Tuesday, February 14, 2006

Christianity's future in Europe

The rumors of Europe's Christian death are overblown. To read American commentators, one would believe that Europe was a completely secular society without regard or concern for anything spiritual. I don't see that.

What I do see is the rejection of classic organized Christianity, or what might be better called "Old Church". The Old Church model is the national church model; it is the model that has the Queen as the head of the government and the church, it is the model that has the government collecting the tithe, it is the model where there are only two choices on Sunday morning: the national Protestant church and the Catholic Church.

Europe's history has been fraught with religious wars and divisions. Europeans have seen the Church wrapped around the State for so long that they are distrustful. When the Catholic Church was silent on the Holocaust, Europeans are probably right to wonder what the heck the Church is there for.

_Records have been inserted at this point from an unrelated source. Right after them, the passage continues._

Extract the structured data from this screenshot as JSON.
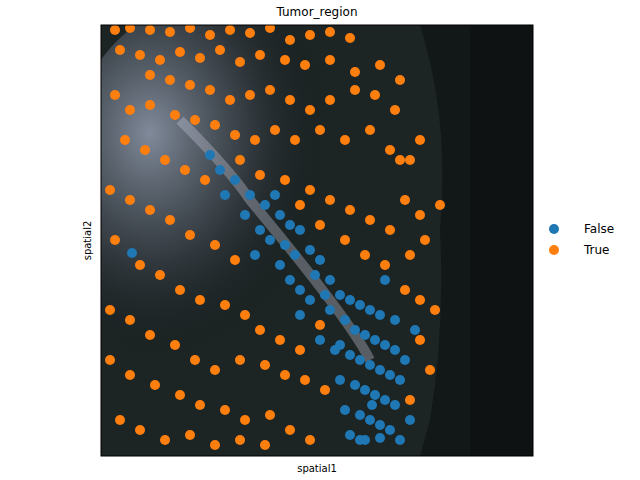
{
  "chart_data": {
    "type": "scatter",
    "title": "Tumor_region",
    "x_label": "spatial1",
    "y_label": "spatial2",
    "xlim": [
      101,
      533
    ],
    "ylim": [
      456,
      25
    ],
    "tick_labels": false,
    "legend": "right",
    "marker": "circle",
    "series": [
      {
        "name": "False",
        "color": "#1f77b4",
        "x": [
          210,
          220,
          235,
          250,
          265,
          280,
          290,
          300,
          260,
          270,
          285,
          295,
          310,
          320,
          280,
          290,
          300,
          315,
          330,
          340,
          350,
          360,
          370,
          380,
          330,
          345,
          355,
          365,
          375,
          385,
          395,
          320,
          335,
          350,
          360,
          370,
          380,
          390,
          400,
          340,
          355,
          365,
          375,
          385,
          395,
          345,
          360,
          370,
          380,
          390,
          350,
          365,
          380,
          400,
          410,
          405,
          415,
          395,
          245,
          255,
          275,
          132,
          225,
          310,
          325,
          385,
          340,
          300,
          360,
          372
        ],
        "y": [
          155,
          170,
          180,
          195,
          205,
          215,
          225,
          230,
          230,
          240,
          245,
          255,
          250,
          260,
          265,
          280,
          290,
          275,
          280,
          295,
          300,
          305,
          310,
          315,
          310,
          320,
          330,
          335,
          340,
          345,
          350,
          340,
          350,
          355,
          360,
          365,
          370,
          375,
          380,
          380,
          385,
          390,
          395,
          400,
          405,
          410,
          415,
          420,
          425,
          430,
          435,
          440,
          438,
          440,
          420,
          360,
          330,
          320,
          215,
          255,
          195,
          253,
          195,
          300,
          295,
          280,
          345,
          315,
          440,
          405
        ]
      },
      {
        "name": "True",
        "color": "#ff7f0e",
        "x": [
          115,
          130,
          150,
          170,
          190,
          210,
          230,
          250,
          270,
          290,
          310,
          330,
          350,
          120,
          140,
          160,
          180,
          200,
          220,
          240,
          260,
          285,
          305,
          330,
          355,
          380,
          400,
          150,
          170,
          190,
          210,
          230,
          250,
          270,
          290,
          310,
          330,
          355,
          375,
          395,
          115,
          130,
          150,
          175,
          195,
          215,
          235,
          255,
          275,
          295,
          320,
          345,
          370,
          390,
          410,
          125,
          145,
          165,
          185,
          205,
          240,
          260,
          285,
          310,
          330,
          350,
          370,
          390,
          405,
          420,
          440,
          110,
          130,
          150,
          170,
          190,
          215,
          235,
          300,
          320,
          345,
          365,
          385,
          410,
          425,
          115,
          140,
          160,
          180,
          200,
          225,
          245,
          260,
          280,
          300,
          320,
          405,
          420,
          435,
          110,
          130,
          150,
          175,
          195,
          215,
          240,
          265,
          285,
          305,
          325,
          110,
          130,
          155,
          180,
          200,
          225,
          245,
          270,
          290,
          310,
          120,
          140,
          165,
          190,
          215,
          240,
          265,
          420,
          430,
          410,
          400,
          420
        ],
        "y": [
          30,
          28,
          30,
          32,
          28,
          35,
          30,
          33,
          28,
          40,
          35,
          32,
          38,
          50,
          55,
          60,
          52,
          58,
          50,
          62,
          55,
          60,
          65,
          60,
          72,
          65,
          80,
          75,
          80,
          85,
          90,
          100,
          95,
          90,
          100,
          110,
          100,
          90,
          95,
          110,
          95,
          110,
          105,
          115,
          120,
          125,
          135,
          140,
          130,
          140,
          130,
          140,
          130,
          150,
          160,
          140,
          150,
          160,
          170,
          180,
          160,
          175,
          180,
          190,
          200,
          210,
          220,
          230,
          200,
          215,
          205,
          190,
          200,
          210,
          220,
          235,
          245,
          260,
          205,
          225,
          240,
          255,
          265,
          255,
          240,
          240,
          265,
          275,
          290,
          300,
          305,
          315,
          330,
          340,
          350,
          325,
          290,
          300,
          310,
          310,
          320,
          335,
          345,
          360,
          370,
          360,
          365,
          375,
          380,
          390,
          360,
          375,
          385,
          395,
          405,
          410,
          420,
          415,
          430,
          440,
          420,
          430,
          440,
          435,
          445,
          440,
          445,
          340,
          370,
          400,
          160,
          140
        ]
      }
    ]
  }
}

I see two issues that have produced a Europe where church attendance has fallen to single digits. The first is as "Grace Davie, an expert on religion at Exeter University in England," sees it, "the Enlightenment was seen as freedom from religion ... getting away from dogma, whereas in the [US] it meant freedom to believe." After decades of religious wars, Europe was going to be free from that chaos and remove religion from the public sphere for the public good. Whereas, in America with its melting pot of Europeans, each bringing their own variant of Christianity, it was too scattered and decentralized to control. The 20th century showed that the Enlightenment philosophers were wrong. It was national concerns, and not religion, that was the cause of conflict. That realization hasn't sunk yet into the European psyche, so Europeans are still very fearful of organized religion.

The second is that there is little choice in the marketplace. Most Western European countries only have the State Church and/or the Catholic Church. With so little competition for members, the mainline Protestant churches and the Catholic Church have become lazy. Their messages and methods are boring and irrelevant for the modern European. Liturgy, big drafty churches and rituals that don't make any sense dominate a Sunday morning. Unlike America where each street corner has a different church, with different styles and different teaching, in Europe it is a one-size-fits-all approach. If church in London wasn't any good, there is little reason to believe it will be different in Plymouth.

HTB is highly successful because it has brought a "contemporary" style of worship and message to the weekly Sunday meeting. Rather than robes, organs and choirs, we have a vicar with a dayplanner, drums and PowerPoint. This isn't radical in an American setting, but completely new in the Anglican world. Of course, that style is copied straight out of the highly competitive American market.

In fact, Sandy Miller, the former vicar of HTB for 25 years has recently been installed as a "Bishop in missions" to bring his radical view of how the Sunday service should happen for a 21st century audience. Alpha works because it defies everyone's expectations for 'church'.

I have much faith in a Christian resurgence in Europe. Several high profile events have forced people to reconsider if they are believers. The "Muslim threat" is requiring Europeans to reconsider their Christian roots. The influx of believers from Eastern and Southern Europe into "Old Europe" is bringing life to churchs that have been dormant for years. In Britain, African immigrants from west and southern Africa are bringing a pentecostal faith that literally shakes people out of their indifference. In fact, some have said that Africans will be the forefront of re-evangelism of Europe because their faith is so real and so alive.

European Christianity will probably never reach the American levels of attendance or adherence. Secularism has a much stronger foothold here and makes a lot more sense with a European mindset. However, secularism still doesn't answer many of the fundamental questions of life that Jesus does. Europeans still wonder "is there more than this?" Europeans still want to know "what happens when you die?" Europeans have broken relationships and need forgiveness.

A revival will need faithful Christians and the Holy Spirit, but I have faith that in 25 years, Europeans will be going to church in greater numbers than they are now assuming the Old Church model dies and a newer, more relevant, less nationalistic Church rises in its place.

It is, of course, ironic that as America moves closer to a union of the Church and State, I believe Europe's revival lies in its ability to disentangle them.